Professor Henry Srebrnik

Professor Henry Srebrnik

Saturday, June 29, 2024

France is in Political Turmoil

 By Henry Srebrnik, [Saint John, N.B.] Telegraph-Journal

Everyone in Europe is watching France as its election for the National Assembly nears June 30. It could become a watershed moment for the whole continent.

On June 9, Marine Le Pen’s National Rally (RN) won the most seats in the country’s election for its 81 members to the European Parliament. With 31.4 per cent of the vote, it was good for 30 MEP seats.

The RN had come first in 93 per cent of France’s 36,000 villages, towns and cities. In doing so, it broadened its appeal significantly beyond its historic redoubts on the Mediterranean coast and in the northern rust belt.

The party more than doubled the vote for President Emmanuel Macron’s Renaissance centrist alliance, which scraped into second place on 14.6 per cent of the vote, just ahead of the Socialists in third with 13.8 per cent.

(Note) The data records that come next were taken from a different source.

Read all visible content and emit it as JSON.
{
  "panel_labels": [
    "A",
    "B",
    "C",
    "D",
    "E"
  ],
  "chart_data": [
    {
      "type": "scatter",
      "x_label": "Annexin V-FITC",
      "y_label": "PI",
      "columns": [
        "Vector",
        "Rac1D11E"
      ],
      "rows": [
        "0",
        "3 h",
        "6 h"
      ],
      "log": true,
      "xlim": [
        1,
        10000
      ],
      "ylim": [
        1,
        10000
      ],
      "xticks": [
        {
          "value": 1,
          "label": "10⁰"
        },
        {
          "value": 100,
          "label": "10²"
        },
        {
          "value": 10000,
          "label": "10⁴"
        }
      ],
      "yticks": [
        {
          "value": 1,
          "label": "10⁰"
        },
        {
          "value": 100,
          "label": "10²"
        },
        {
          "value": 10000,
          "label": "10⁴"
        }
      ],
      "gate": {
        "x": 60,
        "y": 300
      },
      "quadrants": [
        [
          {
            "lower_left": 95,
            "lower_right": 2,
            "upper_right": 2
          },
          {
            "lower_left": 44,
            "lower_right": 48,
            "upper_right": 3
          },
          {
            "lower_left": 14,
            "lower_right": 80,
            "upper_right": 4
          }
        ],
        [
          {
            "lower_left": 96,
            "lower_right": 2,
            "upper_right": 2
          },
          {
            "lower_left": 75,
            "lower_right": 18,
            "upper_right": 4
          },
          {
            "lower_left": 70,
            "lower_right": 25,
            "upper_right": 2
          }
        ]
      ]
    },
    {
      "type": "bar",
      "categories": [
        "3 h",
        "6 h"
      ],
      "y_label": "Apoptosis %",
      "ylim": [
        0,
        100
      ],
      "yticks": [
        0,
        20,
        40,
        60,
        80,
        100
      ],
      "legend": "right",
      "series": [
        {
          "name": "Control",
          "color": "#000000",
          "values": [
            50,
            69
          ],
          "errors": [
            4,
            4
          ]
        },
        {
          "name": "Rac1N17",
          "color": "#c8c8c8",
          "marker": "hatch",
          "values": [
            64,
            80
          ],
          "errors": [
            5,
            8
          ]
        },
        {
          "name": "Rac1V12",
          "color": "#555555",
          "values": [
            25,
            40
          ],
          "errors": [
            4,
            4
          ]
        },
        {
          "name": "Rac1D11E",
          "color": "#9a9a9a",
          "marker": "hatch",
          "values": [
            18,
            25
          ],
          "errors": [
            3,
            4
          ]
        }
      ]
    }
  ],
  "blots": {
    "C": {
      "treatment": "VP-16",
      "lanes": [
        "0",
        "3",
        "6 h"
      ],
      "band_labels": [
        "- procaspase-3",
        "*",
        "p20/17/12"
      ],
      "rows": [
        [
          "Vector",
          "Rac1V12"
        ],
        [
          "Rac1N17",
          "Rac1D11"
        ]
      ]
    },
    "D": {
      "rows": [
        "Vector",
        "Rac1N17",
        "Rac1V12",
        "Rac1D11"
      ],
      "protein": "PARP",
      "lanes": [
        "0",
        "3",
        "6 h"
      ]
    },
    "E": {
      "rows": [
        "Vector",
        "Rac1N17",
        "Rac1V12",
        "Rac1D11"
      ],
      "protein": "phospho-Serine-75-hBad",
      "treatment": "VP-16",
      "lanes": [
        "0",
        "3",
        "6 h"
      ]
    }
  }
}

They each got 13 seats. The far-left France Unbowed (LFI) of Jean-Luc Mélenchon won almost 10 percent and nine seats.

The result pushed Macron to call a snap parliamentary election. (A second round will be held July 7 in constituencies where no candidate won an initial majority.)

Even prior to the vote, there were many who deemed the RN so dangerous that they would consider using force to stop it. A well-known French radio comedian in March suggested an armed revolution in the event Marine Le Pen is elected president in 2027. Mahaut Drama made her comments during a debate at a left-wing media festival in Paris. Yet Le Pen’s party has been attracting members not usually considered far right.

In January this year, the philosopher Luc Ferry, a minister in President Jacques Chirac’s Gaullist government twenty years ago, rejected the idea that a vote for Le Pen was a vote for fascism -- and the RN in May broke with the right-wing Alternative for Germany after a prominent member seemed to excuse some members of the Nazi SS in World War II.

In March Fabrice Leggeri joined the RN. He, like Macron, is a graduate of ENA (L’Ecole nationale d’administration), the finishing school for France’s bureaucratic elite. Leggeri served as the head of Frontex, the EU border agency, between 2015 and 2022.

The leader of France’s Republicans, Eric Ciotti, has backed an alliance with the RN. “We say the same things, so let’s stop making up imagined opposition. This is what the vast majority of our voters want. They’re telling us, ‘Reach a deal.’ We are no longer in the aftermath of World War II.”

This sparked an outcry in his own party since such an alliance would break a decades-old taboo. But Jordan Bardella, president of the NR, on June 14 announced that his and Ciotti’s parties would put up joint candidates in 70 of France’s 577 constituencies, hailing what he said was a “historic agreement.”

The Republicans would then be allied with the RN in the assembly. This is important because when constituting a government, Macron will need to choose a prime minister who can command the support of a majority in the National Assembly. After decades of being labeled pariahs, the RN may finally become part of the French political establishment. As parliamentary leader of the RN in the forthcoming election, Bardella would become the next prime minister.

The 28-year old’s official biography is that of a young man who grew up in Cité Gabriel-Péria, a deprived estate in the Parisian banlieue (poor area) of Seine-Saint-Denis. Both his parents are of Italian origin. After living with the scourge of drugs, poverty, lawlessness and uncontrolled immigration, he came to believe that only the right-wing RN had the answer.

But the family wasn’t really poor, and Bardella did not go to the nearest state school, but to a semi-private Catholic establishment. “The young Bardella had a foot on either side of the tracks,” according to journalist Pierre-Stéphane Fort, the author of a critical biography of the RN president, “Le grand remplaçant: La face cachée de Jordan Bardella (“The Great Replacement: Jordan Bardella’s Hidden Side”).

A recent BBC story described Bardella as being more pragmatic than ideological. He never attended university and has no experience of government. He joined the RN (then known as National Front) at 16 when Marine Le Pen was taking over the party from her father, Jean-Marie Le Pen, who led it until 2011.

Marine expelled her father in 2015 following an interview in which he described Nazi gas chambers as a “detail of history.”  Under her leadership, she ran for the presidency against Macron in 2017 and 2022 and lost both times.

Le Pen and Bardella have also vanquished Eric Zemmour and his competing party, Reconquête, founded in 2021. He had managed to win over her own niece, Marion Maréchal, who led the Reconquête list June 9 and polled a little above five percent, earning the party five Euro MPs.

When Zemmour promised to run Reconquête candidates against RN ones June 30, Maréchal abandoned him and took three of her newly-elected Euro MPs with her to the RN, leaving Zemmour with only one MEP in Brussels.

Le Pen stated during the campaign that the New Popular Front, an alliance of left-leaning parties formed by Mélenchon to contest the election, would be an “abomination for the country.” It’s clearly now or never for the National Rally.